2.7. Integrating People, Information, and Processes

Per SAP AG, beyond realizing a good “return on information,” the success of any productive SAP installation also hinges on “maximizing return on relationships.” This chapter concludes with a discussion of how the integration of people with your IT and business processes completes the review of performance tuning and stress testing.

2.7.1. Selling the Value of Stress Testing

From the boardroom to the computer room, no one really questions performance tuning. It's pretty much a “given” for most SAP shops that some level of tuning and tweaking will occur throughout a system's useful life, driven as much in response to surprise performance issues as proactively planned for in support of major changes or system upgrades. The really hard sell, though, is to tie the value of performance testing—stress testing, specifically—with good performance tuning. This chapter is filled with information and facts that should help you do just that, sell the value inherent to stress testing. But to whom is it most effective to “sell” this information?

The answer is, it depends. If your system is managed and indeed carefully guarded by folks with titles like “Change Management Technical Liaison” or “Change Control Analyst” then the value of stress testing must be impressed on these folks sooner rather than later. Further, if the purse strings of your SAP IT organization are pulled primarily by a financial subteam within your IT organization, these folks need to be made aware of the favorable role stress testing plays in the risk-versus-reward equation. Next, given that most SAP systems are carefully and methodically managed simply to prove that they meet SLAs, the teams tasked with systems management, and especially high availability, need to understand how regular stress testing will keep them home after hours more than the alternative would. Finally, if upper management is made aware of all of these arguments before operational processes tend to evolve into de facto operational standards (normally before Go-Live or possibly prior to large-scale migrations or functional upgrades), selling the value of stress testing to all of the other IT and business-focused subteams will occur from the top down as well as the bottom up, and possibly become a much desired business-as-usual policy in the process.

2.7.2. Quantifying Time, Resources, and Dollars

Any way you slice it, stress testing is not cheap. It takes time, and the testing resources—people, hardware, software/tools, and so on—cost money. But I believe that forgoing stress testing is even more expensive. Unfortunately, in this latter case, the dollars spent are easily hidden behind budgets earmarked for reactive tuning, upgrades, or new hardware and software procurement. The truth of the matter, and the core message that needs to be especially communicated to the people controlling the purse strings, is that stress testing will prove cheaper in the long run.

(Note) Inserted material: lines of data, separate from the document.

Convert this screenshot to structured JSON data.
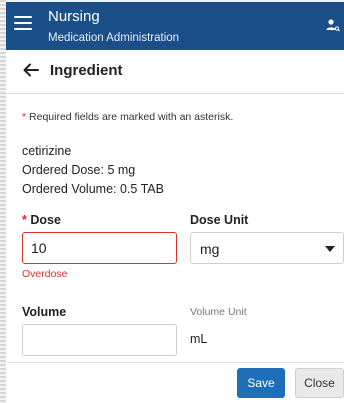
{
  "app": {
    "title": "Nursing",
    "subtitle": "Medication Administration"
  },
  "header": {
    "title": "Ingredient"
  },
  "form": {
    "required_asterisk": "*",
    "required_note": "Required fields are marked with an asterisk.",
    "medication_name": "cetirizine",
    "ordered_dose": "Ordered Dose: 5 mg",
    "ordered_volume": "Ordered Volume: 0.5 TAB",
    "dose": {
      "required_marker": "*",
      "label": "Dose",
      "value": "10",
      "error": "Overdose"
    },
    "dose_unit": {
      "label": "Dose Unit",
      "selected": "mg"
    },
    "volume": {
      "label": "Volume",
      "value": ""
    },
    "volume_unit": {
      "label": "Volume Unit",
      "value": "mL"
    }
  },
  "footer": {
    "save_label": "Save",
    "close_label": "Close"
  },
  "colors": {
    "header_bg": "#1b4f8a",
    "error": "#d9352f",
    "primary_button": "#1f6fb8"
  },
  "icons": {
    "menu": "hamburger-menu-icon",
    "user": "user-search-icon",
    "back": "arrow-left-icon",
    "dropdown": "caret-down-icon"
  }
}
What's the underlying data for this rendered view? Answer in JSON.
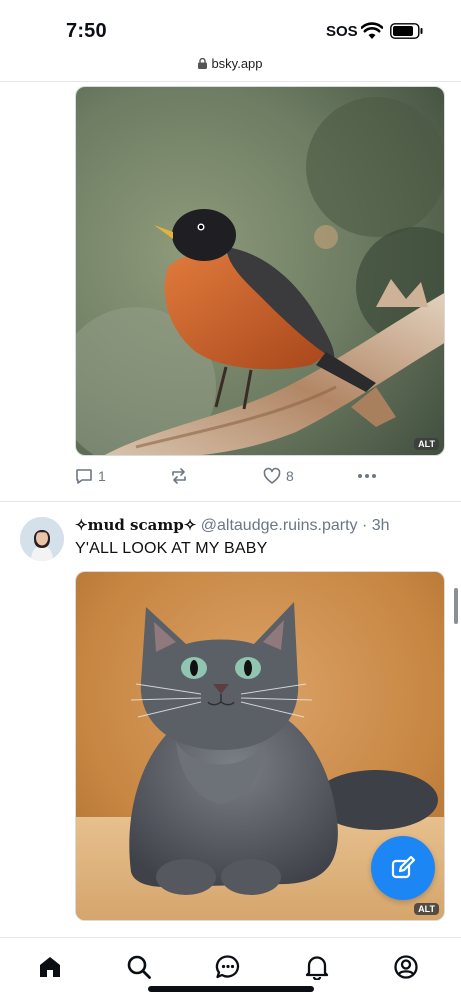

You'll want to quantify the cost delta to really get this message across and make an impact in your own organization, however. Thus, the following factors are key: acquiring the level of staffing needed to support all stress-testing phases and tasks; finding the time required to plan, prepare, and maintain a stress-testing approach; and obtaining the money required to procure and maintain a testing environment and test tools along with the money necessary to learn how to stress test and tune. Dump all of these data into a spreadsheet, and then begin collecting data that represent the dollars spent (or lost) by not testing or tuning, or doing so irregularly. I suggest first taking a close look at the money your organization has spent on reactive performance tuning. Don't forget to go through the entire SAP Technology Stack, paying attention to the costs of internal IT and external consultants tasked with fixing a broken system, or making a slow system perform well again. Then, review the downtime windows dedicated to managing changes, addressing performance tuning (e.g., applying patches or updates with the hopes of fixing performance-related issues), and so on. Next, take a look at your end-user productivity, especially time lost because of performance-related downtime. In fact, grab all of the availability data you can get your hands on. A completely “down” system is tremendously expensive per hour, and tends to grow exponentially more costly every hour. And even a painfully slow system (measured by response time or throughput) over the course of a few hours can add up to big bucks. Finally, don't forget to calculate the tenths of a second in average response time that users tend to wait when the system is merely “slower than usual”—a few tenths of a second per transaction per a thousand users every day can easily add up to a few hundred thousand dollars a year in lost productivity!

With your data in hand, it should become clear quickly whether or not the cost of stress testing is worthwhile. In my own experience, it's an easy sell when everyone understands the full financial picture. Drop your numbers into a presentation, do your pricing homework, read the rest of this book, and be prepared to get the “green flag” for proactive testing and tuning.